In the other corner, we’re looking at an Audi TT-RS. Now, you wouldn’t consider an Audi TT to be a capable opponent for a tuned GT-R, but we all know how capable the TT-RS version is. When tuned, these cars can even make more sense than an Audi R8, at least if you’re looking for a good price to performance ratio. And the car they’ve brought over today is packing about 723 horsepower. Even though it’s still making use of a stock 2.5-liter inline-5 engine, a TTE 777 Turbo has been brought into play, alongside a series of further modifications.
But, as mentioned earlier, this car was built with one goal in mind. Going as fast as possible down the quarter-mile (402 meters). So it’s running a stripped-out interior, with only the driver’s seat in place, and the tires it’s running are way superior to those of the GT-R, given the circumstances. There’s nothing like a set of Hoosier slicks when you’re trying to maximize grip levels! Furthermore, the engine is running on E85 fuel, and the whole car weighs only 2,998 lbs (1,360 kg).

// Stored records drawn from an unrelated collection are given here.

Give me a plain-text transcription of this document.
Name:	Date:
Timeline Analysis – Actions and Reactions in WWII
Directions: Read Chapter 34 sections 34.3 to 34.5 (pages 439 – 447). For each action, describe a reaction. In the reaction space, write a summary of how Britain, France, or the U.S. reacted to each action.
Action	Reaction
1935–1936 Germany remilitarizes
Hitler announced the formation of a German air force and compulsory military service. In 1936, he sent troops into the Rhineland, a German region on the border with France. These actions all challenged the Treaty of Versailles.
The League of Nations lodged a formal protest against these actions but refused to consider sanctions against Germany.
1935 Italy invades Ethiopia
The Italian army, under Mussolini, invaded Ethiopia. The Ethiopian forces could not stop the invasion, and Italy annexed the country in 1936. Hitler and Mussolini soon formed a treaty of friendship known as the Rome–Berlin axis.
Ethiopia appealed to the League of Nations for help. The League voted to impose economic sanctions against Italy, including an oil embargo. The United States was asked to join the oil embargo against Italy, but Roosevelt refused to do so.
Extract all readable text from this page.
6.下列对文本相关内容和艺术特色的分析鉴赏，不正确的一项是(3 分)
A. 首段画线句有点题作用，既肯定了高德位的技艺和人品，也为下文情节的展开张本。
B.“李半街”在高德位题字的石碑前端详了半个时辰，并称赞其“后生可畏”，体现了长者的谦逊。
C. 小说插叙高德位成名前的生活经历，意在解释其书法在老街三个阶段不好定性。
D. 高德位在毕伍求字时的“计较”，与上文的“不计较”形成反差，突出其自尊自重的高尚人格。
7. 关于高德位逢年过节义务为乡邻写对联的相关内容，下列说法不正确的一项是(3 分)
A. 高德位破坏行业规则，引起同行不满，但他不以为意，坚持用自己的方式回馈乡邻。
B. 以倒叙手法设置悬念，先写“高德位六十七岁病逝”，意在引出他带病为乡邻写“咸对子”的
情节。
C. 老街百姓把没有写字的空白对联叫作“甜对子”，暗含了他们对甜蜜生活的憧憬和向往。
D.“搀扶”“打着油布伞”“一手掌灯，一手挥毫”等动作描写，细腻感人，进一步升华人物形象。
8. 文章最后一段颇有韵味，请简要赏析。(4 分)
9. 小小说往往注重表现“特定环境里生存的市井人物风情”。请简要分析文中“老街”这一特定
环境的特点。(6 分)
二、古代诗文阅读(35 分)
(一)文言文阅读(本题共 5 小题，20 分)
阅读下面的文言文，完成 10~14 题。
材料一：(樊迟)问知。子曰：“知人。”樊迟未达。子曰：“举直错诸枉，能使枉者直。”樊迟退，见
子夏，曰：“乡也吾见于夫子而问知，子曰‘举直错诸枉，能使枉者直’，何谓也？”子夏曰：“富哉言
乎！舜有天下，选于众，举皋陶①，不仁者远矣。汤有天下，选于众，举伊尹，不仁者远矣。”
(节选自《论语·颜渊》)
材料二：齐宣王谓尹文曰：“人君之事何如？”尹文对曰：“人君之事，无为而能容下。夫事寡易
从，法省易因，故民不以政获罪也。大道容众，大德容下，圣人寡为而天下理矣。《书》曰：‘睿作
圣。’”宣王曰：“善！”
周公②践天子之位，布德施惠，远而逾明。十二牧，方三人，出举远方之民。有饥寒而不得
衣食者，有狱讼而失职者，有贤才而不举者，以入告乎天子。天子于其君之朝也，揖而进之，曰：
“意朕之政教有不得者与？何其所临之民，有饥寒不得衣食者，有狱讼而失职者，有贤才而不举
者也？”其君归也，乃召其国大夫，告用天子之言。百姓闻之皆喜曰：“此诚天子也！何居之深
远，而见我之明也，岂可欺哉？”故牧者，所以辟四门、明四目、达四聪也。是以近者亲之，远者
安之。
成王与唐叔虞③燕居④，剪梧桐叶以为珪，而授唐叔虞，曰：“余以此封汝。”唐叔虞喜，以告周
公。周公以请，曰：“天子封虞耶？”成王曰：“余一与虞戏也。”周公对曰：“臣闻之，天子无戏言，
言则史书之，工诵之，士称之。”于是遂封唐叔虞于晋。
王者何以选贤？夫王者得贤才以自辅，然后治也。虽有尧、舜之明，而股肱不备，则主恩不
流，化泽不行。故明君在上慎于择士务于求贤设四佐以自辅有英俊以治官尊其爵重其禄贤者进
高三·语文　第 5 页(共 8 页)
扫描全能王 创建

So this wasn’t going to be easy for the GT-R in any way. But the driver seems optimistic about the rolling race, which is just a part of the challenge for the day. For the first test of the day, we get to see how fast these cars can get from 0 to 62 mph (100 kph). The GT-R isn’t slow by any standards, as it only needs 2.96 seconds to finish the first test, but the TT-RS is a few steps ahead, with a time of 2.29 seconds. That makes it as fast as some of the wild Porsche 911 Turbo S units that have been at this drag strip before.
The second test of the day is most likely going to reveal the outcome of the race. The GT-R confirms the fact that it’s running a solid set-up, by completing the quarter-mile in just 10.07 seconds, with a trap speed of 152 mph (244 kph). But the Audi launches like a rocket, and scores its second victory of the day, with a time of 9.63 seconds, albeit at a slightly less impressive trap speed of 148 mph (238 kph).
With that in mind, it doesn’t look like the GT-R stands any chance of winning the third test of the day, the head-to-head drag race. And, as expected, the TT-RS is so fast it’s not even funny anymore, as it wins its third race in a row! Last but not least, we get to see a rolling race format. After multiple attempts in which the drivers are unable to synchronize themselves, we finally get to see a relatively clean run. And the GT-R washes away some of the shame by winning this hands down.